A video on social media shows a high-ranking U.S. legislator declaring his support for an overwhelming tax increase. You react accordingly because the video looks like him and sounds like him, so certainly it has be him.
The term “fake news” is taking a much more literal turn as new technology is making it easier to manipulate the faces and audio in videos. The videos, called deepfakes, can then be posted to any social media site with no indication they are not the real thing.
Edward Delp, director of the Video and Imaging Processing Laboratory at Purdue University, says deepfakes are a growing danger with the next presidential election fast approaching.
“It’s possible that people are going to use fake videos to make fake news and insert these into a political election,” said Delp, the Charles William Harrison Distinguished Professor of Electrical and Computer Engineering. “There’s been some evidence of that in other elections throughout the world already.
“We’ve got our election coming up in 2020 and I suspect people will use these. People believe them and that will be the problem.”
The videos pose a danger to swaying the court of public opinion through social media, as almost 70 percent of adults indicate they use Facebook, usually daily. YouTube boasts even higher numbers, with more than 90 percent of 18- to 24-year-olds using it.
Delp and doctoral student David Güera have worked for two years on video tampering as part of a larger research into media forensics. They’ve worked with sophisticated machine learning techniques based on artificial intelligence and machine learning to create an algorithm that detects deepfakes.

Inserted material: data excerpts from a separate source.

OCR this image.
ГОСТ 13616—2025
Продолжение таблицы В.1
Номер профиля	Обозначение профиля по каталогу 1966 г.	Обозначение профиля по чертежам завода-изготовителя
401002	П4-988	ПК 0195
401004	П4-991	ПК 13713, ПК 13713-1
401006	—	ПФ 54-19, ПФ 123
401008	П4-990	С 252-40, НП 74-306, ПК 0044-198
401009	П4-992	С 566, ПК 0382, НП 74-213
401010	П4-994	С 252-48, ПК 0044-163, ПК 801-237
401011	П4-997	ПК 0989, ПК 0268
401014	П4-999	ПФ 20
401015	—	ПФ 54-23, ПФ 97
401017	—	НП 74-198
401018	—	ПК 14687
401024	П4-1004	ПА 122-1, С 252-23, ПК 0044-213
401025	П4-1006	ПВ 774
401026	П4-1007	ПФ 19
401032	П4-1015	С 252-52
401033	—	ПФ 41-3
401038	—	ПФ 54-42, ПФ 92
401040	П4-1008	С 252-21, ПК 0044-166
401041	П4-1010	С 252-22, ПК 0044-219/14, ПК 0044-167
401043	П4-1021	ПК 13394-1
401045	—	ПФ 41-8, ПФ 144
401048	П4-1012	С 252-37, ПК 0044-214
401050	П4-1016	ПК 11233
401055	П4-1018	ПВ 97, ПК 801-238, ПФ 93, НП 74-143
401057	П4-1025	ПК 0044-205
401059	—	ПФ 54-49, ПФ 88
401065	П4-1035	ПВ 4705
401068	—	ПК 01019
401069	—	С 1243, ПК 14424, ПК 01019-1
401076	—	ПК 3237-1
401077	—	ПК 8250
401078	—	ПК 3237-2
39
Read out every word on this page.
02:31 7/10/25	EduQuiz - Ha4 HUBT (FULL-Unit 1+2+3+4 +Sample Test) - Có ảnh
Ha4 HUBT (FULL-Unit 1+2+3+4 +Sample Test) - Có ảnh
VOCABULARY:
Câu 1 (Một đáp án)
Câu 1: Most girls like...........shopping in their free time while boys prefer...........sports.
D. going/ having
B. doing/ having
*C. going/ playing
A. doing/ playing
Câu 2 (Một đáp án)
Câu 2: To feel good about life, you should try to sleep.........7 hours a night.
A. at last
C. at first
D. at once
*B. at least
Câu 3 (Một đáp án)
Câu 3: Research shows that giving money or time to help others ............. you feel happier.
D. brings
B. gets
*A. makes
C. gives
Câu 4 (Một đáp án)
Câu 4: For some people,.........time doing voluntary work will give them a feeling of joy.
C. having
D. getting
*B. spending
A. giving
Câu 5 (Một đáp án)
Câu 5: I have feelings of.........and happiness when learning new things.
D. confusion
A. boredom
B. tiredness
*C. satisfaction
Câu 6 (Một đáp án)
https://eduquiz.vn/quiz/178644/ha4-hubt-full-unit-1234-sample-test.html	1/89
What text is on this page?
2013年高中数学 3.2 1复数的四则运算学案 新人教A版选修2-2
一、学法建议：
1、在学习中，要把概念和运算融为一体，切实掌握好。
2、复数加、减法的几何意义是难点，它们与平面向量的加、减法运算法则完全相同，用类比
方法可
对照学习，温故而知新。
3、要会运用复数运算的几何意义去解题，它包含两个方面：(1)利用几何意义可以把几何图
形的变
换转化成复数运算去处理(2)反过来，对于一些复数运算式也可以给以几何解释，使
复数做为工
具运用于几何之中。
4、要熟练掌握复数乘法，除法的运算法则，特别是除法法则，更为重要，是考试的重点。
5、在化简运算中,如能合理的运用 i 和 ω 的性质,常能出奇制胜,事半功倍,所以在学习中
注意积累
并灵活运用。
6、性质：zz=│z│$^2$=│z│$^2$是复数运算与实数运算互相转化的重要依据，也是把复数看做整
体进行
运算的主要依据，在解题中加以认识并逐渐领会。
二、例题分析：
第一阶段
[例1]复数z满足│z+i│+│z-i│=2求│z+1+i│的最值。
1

A YouTube video is available at https://youtu.be/aWKBWoDtR8k.
Late last year, Delp and his team’s algorithm won a Defense Advanced Research Projects Agency (DARPA) contest. DARPA is an agency of the U.S. Department of Defense.
“By analyzing the video, the algorithm can see whether or not the face is consistent with the rest of the information in the video,” Delp said. “If it’s inconsistent, we detect these subtle inconsistencies. It can be as small as a few pixels, it’s can be coloring inconsistencies, it can be different types of distortion.”
“Our system is data driven, so it can look for everything – it can look into anomalies like blinking, it can look for anomalies in illumination,” Güera said, adding the system will continue to get better at detecting deepfakes as they give it more examples to learn from.
The research was presented in November at the 2018 IEEE International Conference on Advanced Video and Signal Based Surveillance.
Deepfakes also can be used to fake pornography video and images, using the faces of celebrities or even children.
Delp said early deepfakes were easier to spot. The techniques couldn’t recreate eye movement well, resulting in videos of a person that didn’t blink. But advances have made the technology better and more available to people.
News organizations and social media sites have concerns about the future of deepfakes. Delp foresees both having tools like his algorithm in the future to determine what video footage is real and what is a deepfake.
“It’s an arms race,” he said. “Their technology is getting better and better, but I like to think that we’ll be able to keep up.”